In-situ formed thermosensitive hydrogel amplifies statin-mediated immune checkpoint blockade for coordinated tumor chemo-immunotherapy

Small molecule drugs are the next-generation of immune checkpoint inhibitors (ICIs), but their in vivo therapeutic outcomes remain unsatisfactory for a long time. Herein, we proposed a combinatory regimen that delivered a small molecule ICI and an immunogenic cell death inducer in an in-situ formed hydrogel scaffold based on thermosensitive materials (Pluronic F127). This platform increased the tumor retention of administrated small molecules, creating more opportunities for the interaction between drugs and tumor cells. We found that atorvastatin (ATO) effectively downregulated the expression of programmed death ligand 1 (PD-L1) and reversed compensative PD-L1 upregulation after cyclophosphamide (CTX) chemotherapy on CT26 colon tumors. CTX not only killed tumor cells to reduce the tumor burden, but also release damage-associated molecular patterns (DAMPs) to stimulate T cell immunity, therefore amplifying statin-mediated immunotherapy.

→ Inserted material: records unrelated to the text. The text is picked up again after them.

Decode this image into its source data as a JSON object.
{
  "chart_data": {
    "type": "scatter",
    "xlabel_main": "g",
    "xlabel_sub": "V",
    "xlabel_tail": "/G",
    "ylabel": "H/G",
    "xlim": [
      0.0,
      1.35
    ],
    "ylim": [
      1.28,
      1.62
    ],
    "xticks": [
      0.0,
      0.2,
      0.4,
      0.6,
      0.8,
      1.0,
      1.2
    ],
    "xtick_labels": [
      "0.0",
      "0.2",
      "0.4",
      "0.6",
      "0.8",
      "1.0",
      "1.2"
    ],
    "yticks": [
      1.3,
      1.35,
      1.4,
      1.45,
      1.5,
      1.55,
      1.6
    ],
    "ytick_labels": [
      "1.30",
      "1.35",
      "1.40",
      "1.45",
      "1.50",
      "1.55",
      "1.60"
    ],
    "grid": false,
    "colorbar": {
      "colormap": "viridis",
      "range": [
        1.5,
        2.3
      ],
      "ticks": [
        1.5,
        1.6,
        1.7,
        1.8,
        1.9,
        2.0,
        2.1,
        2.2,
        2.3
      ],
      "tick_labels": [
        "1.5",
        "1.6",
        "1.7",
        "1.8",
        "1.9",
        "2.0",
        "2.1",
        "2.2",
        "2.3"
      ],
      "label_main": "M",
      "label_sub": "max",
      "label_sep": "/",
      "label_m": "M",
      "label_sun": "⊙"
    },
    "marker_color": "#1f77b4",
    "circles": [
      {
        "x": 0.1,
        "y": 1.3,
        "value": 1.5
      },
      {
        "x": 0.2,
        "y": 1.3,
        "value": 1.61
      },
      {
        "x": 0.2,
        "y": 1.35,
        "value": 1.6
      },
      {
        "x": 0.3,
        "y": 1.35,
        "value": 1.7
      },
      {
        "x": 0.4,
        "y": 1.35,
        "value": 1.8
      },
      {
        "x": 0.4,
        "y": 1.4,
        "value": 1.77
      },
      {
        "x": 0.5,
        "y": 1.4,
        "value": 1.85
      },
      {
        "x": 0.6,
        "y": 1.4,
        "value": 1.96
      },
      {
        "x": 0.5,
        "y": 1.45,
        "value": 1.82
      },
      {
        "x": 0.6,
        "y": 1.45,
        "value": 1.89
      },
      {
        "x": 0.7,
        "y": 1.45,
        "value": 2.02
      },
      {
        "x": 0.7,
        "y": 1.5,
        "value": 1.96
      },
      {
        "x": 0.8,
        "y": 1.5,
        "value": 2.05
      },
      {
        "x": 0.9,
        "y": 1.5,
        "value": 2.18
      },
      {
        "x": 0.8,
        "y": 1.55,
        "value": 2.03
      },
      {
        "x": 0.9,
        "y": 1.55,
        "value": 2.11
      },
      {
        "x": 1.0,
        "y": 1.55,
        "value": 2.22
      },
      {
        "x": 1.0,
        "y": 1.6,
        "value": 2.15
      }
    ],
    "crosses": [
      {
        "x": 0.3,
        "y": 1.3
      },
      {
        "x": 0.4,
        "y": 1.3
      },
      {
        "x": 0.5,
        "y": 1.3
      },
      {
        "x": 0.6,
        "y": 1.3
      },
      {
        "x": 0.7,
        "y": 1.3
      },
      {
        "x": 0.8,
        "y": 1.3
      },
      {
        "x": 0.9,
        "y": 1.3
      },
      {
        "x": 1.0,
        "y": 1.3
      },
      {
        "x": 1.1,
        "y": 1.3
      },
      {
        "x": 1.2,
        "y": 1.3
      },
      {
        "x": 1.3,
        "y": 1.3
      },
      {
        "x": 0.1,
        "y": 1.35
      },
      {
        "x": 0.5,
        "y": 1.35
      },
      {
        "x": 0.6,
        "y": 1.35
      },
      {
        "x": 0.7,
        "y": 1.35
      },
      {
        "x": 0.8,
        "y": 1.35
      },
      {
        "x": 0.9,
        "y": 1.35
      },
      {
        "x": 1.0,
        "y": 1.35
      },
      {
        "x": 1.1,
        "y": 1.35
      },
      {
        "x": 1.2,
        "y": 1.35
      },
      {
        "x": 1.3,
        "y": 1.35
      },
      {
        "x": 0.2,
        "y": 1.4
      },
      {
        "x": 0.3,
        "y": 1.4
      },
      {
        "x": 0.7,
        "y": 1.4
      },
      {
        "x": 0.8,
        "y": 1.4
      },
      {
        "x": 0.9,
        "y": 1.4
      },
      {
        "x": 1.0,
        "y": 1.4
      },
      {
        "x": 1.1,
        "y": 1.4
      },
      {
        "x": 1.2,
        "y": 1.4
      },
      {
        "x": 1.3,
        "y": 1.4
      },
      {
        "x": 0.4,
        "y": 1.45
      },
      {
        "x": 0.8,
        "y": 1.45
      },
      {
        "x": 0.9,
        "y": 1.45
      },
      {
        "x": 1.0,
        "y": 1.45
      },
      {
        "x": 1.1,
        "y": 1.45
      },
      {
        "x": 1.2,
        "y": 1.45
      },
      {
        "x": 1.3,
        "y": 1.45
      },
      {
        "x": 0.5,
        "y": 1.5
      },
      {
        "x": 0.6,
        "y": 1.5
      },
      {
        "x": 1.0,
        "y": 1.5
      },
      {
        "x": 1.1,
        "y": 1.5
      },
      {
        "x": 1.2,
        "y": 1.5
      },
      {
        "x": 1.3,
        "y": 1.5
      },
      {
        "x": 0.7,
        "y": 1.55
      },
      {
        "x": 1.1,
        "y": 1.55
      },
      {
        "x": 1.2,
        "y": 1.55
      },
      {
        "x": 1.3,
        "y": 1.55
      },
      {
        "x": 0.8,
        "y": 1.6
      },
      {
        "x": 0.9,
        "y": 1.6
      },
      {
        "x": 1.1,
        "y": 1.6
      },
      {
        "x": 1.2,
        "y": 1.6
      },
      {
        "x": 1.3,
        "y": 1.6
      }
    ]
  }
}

The platform reported in this study might be promising to overcome the limitation of small molecule ICIs with short retention time and potentiate tumor chemo-immunotherapy.

Automated summary

A combinatory regimen using a thermosensitive hydrogel scaffold was proposed to deliver small molecule immune checkpoint inhibitors (ICIs) and immunogenic cell death inducers to tumors. The platform increased the retention time of the small molecules in the tumor, enhancing their interaction with tumor cells. Atorvastatin (ATO) downregulated the expression of PD-L1 and reversed its compensatory upregulation after CTX chemotherapy, improving the therapeutic outcomes on CT26 colon tumors. This platform has the potential to overcome the limitations of short retention time of small molecule ICIs and enhance tumor chemo-immunotherapy.